Academic labs and small private startups are incorporating elements like sulfur, zinc, magnesium or even air into the cathodes of new kinds of batteries, as well as finding new kinds of electrolytes that won’t ignite. Steven Visco, president of Berkeley-based Poly-Plus Battery, is developing lithium-air, lithium-seawater and rechargeable lithium-sulfur batteries for both the Pentagon and Detroit.
“Thermal management of the individual batteries is generally handled by the battery pack design, but there is always the possibility of a flaw in cell manufacturing,” Visco said in an e-mail to Discovery News. “However, all of these safeguards can be compromised when the drive to reduce battery cost (which is certainly important for EVs) leads to shortcuts in manufacturing.”
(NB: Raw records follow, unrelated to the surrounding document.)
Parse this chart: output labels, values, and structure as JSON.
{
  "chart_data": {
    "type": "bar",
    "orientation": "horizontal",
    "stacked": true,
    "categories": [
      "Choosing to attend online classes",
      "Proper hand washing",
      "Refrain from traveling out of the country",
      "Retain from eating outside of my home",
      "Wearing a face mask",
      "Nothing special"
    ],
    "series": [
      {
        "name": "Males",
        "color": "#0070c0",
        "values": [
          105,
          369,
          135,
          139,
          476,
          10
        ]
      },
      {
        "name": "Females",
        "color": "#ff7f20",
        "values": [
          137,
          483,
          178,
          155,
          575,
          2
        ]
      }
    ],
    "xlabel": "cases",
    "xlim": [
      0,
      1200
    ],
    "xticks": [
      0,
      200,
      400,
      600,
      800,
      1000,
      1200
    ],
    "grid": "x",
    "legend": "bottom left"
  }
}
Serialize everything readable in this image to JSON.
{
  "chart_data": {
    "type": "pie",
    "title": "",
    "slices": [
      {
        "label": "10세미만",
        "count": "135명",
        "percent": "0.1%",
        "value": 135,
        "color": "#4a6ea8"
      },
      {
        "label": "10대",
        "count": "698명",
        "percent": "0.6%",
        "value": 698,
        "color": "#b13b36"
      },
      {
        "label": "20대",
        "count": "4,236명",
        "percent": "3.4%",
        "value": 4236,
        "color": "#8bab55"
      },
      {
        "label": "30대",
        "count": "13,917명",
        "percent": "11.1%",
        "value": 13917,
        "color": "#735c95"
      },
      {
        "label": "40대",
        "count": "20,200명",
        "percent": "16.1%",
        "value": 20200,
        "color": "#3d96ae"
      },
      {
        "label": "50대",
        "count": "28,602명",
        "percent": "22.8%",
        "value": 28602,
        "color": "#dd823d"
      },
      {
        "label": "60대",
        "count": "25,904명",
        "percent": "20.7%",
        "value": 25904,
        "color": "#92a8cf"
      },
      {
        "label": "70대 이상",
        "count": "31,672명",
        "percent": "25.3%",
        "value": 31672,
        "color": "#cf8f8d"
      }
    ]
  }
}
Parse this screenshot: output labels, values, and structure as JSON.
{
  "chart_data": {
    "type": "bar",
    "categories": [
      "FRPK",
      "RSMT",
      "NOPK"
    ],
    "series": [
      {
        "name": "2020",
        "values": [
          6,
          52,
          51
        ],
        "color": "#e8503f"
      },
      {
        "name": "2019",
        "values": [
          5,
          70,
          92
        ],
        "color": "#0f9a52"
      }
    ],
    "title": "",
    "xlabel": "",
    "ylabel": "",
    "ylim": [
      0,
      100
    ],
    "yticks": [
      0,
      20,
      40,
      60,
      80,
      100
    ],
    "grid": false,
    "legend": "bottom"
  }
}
In order to save weight (and money), the new Dreamliner was engineered with electronic rather than hydraulic control systems. That means its lithium-ion batteries had to produce a lot more power than before, according to Venkat Subramanian, associate professor of energy, environmental and electrical engineering at Washington University in St. Louis.
The Department of Energy recently awarded Subramanian and collaborators at the National Renewable Energy Laboratory $3.2 million to develop better monitoring systems to detect failures inside batteries before they occur.
“The better understanding we have of the internal states of the battery, the more efficiently we can use them,” Subramanian said.
Japanese and U.S. investigators are now probing the manufacturer of the Dreamliner batteries, Japan-based GS Yuasa. The same firm won a NASA contract recently to supply lithium-ion batteries to the International Space Station.
Despite all the efforts to build a better battery, its likely that both our laptops and our vehicles will continue to run on lithium-ion for the foreseeable future, according to LBL’s Srinivasan.
“We see things in the research pipeline, that will happen, but it will take a while to reach the marketplace,” he said. Srinivasan also noted that for now, there is still a tradeoff between consumer demands for more power and a desire for more safety.
“The biggest trend is more energy. I want my cellphone to last all day. The more energy you put in, the more it can do bad things.”